Effects of environmental enrichment on the sensory-motor cortex in mice

  • P2-131
  • 井上 舞 / Mai Inoue:1,2 小田川 摩耶 / Maya Odagawa:1 本間 千尋 / Chihiro Homma:1 山田 一之 / Kazuyuki Yamada:1 赤木 巧 / Takumi Akagi:1 鈴木 崇之 / Takayuki Suzuki:1 村山 正宜 / Masanori Murayama:1,2 
  • 1:理研BSI行動神経生理 / BSI, RIKEN, Saitama, Japan 2:東工大院生命理工 / Tokyo Tech, Tokyo, Japan 

Environmental enrichment (EE) is known to cause neuroplastic changes in lower-order cortices (e.g., the primary somatosensory area, S1) of the mouse brain. Mice raised in EE conditions (EE-mice) also show increased social ability, as observed in a social interaction test. Because sociality is largely associated with higher brain functions, the increased sociality of EE mice suggests that EE induces neuroplastic changes not only in lower- but also in higher-order cortices. Although some cellular mechanisms have been proposed for the EE-induced neuroplastic changes in lower-order areas, the mechanisms underlying EE-induced changes in higher-order areas are unknown.

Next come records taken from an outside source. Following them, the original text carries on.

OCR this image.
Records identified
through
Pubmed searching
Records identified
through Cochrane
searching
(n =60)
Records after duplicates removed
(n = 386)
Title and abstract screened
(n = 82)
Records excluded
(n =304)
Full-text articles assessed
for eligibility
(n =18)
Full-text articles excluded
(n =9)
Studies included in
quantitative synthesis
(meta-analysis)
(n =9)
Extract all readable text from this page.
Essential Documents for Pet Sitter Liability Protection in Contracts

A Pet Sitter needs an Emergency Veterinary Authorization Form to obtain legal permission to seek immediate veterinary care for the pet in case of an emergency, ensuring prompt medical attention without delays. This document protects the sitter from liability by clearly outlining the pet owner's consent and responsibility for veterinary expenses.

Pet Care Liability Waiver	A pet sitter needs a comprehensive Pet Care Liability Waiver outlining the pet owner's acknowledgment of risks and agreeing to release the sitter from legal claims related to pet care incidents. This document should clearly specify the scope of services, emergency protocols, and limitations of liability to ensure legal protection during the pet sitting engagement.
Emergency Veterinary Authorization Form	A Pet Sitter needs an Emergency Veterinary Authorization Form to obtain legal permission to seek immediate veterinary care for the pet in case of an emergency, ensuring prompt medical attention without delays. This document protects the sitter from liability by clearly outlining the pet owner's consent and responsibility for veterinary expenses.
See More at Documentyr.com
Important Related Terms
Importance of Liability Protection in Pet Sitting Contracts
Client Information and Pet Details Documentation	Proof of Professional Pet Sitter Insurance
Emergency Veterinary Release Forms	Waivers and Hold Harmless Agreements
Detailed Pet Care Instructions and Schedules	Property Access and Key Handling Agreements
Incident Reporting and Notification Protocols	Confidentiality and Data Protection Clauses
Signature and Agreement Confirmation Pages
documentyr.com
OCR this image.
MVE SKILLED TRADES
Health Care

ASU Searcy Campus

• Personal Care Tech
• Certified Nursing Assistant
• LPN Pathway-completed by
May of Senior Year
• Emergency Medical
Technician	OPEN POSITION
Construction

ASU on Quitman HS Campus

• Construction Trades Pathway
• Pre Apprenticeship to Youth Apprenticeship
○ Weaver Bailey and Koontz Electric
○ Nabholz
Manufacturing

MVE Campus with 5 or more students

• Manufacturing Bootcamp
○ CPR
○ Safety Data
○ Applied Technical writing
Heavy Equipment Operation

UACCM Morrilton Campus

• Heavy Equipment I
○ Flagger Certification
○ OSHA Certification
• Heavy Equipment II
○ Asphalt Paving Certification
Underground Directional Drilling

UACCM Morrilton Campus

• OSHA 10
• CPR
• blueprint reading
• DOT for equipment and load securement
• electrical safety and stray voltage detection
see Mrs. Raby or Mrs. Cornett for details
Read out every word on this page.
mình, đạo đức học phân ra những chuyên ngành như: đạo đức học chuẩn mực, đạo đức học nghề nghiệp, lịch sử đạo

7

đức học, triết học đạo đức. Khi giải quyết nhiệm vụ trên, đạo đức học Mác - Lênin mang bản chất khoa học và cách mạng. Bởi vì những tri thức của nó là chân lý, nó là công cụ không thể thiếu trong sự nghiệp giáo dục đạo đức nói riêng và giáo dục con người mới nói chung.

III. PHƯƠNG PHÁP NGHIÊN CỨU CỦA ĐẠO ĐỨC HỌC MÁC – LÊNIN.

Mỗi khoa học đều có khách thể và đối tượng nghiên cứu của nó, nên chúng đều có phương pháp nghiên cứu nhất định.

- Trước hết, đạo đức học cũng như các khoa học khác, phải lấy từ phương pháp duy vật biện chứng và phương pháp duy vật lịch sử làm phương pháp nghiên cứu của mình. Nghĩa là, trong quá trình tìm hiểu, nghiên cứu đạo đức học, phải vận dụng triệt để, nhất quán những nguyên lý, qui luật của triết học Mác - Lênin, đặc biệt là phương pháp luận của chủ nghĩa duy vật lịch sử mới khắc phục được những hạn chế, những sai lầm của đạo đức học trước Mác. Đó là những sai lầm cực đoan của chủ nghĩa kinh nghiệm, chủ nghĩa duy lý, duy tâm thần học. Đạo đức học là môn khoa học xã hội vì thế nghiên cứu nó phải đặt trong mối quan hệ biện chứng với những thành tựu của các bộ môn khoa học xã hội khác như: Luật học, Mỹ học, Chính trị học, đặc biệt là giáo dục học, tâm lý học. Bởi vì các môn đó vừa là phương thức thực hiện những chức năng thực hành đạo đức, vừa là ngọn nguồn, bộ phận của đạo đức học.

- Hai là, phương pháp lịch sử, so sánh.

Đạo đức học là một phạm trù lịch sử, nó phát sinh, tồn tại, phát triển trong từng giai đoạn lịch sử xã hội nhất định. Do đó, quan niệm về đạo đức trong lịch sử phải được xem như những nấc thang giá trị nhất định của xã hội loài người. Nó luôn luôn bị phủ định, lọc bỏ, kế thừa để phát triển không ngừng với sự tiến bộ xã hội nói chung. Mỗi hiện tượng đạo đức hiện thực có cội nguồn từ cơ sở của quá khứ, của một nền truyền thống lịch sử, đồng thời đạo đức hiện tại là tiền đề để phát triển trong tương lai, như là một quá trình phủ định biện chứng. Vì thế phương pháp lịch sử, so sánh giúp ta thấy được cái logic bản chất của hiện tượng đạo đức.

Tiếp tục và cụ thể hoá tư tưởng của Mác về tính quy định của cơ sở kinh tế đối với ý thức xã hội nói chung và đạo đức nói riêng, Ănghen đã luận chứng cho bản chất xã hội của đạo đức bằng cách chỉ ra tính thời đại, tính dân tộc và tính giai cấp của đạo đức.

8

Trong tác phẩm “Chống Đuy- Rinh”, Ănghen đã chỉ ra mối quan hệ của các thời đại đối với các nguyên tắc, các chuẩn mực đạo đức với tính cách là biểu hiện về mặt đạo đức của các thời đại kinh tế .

Our aim was to examine the effects of EE on neuroplasticity in lower- and higher-order cortices using neuroanatomical, psychophysiological, and electrophysiological approaches. Here, we were specifically interested in examining a reciprocally connected sensory-motor circuit between S1 and a secondary motor area, M2. To understand the effects of EE on the S1-M2 circuit, we raised 2-week-old mice in EE conditions or normal environments (NE) for 3 weeks and observed the cortical activity evoked by hindpaw stimulation with voltage-sensitive dye imaging. Neuronal activity in M2 was significantly increased in EE-mice compared to that in NE-mice, suggesting neural plasticity in the M2 under EE conditions. We hypothesized that some anatomical parameters were changed in EE-mice. To test this hypothesis, we measured the numbers of neurons and glial cells and the density of synapses (excitatory and inhibitory) in EE- and NE-mice using immunohistochemistry and transmission electron microscopy, respectively. We found differences in these parameters between EE- and NE-mice, and these differences varied according to the cortical layer. Next, we hypothesized that the layer-specific changes in these anatomical parameters result in greater M2 activity in EE-mice compared to NE-mice. To test this, we recorded neural firing activity extracellularly from all layers in the S1 and M2 areas during hindpaw stimulation. Here, we report the differences in the various physiological and anatomical parameters between EE- and NE-mice.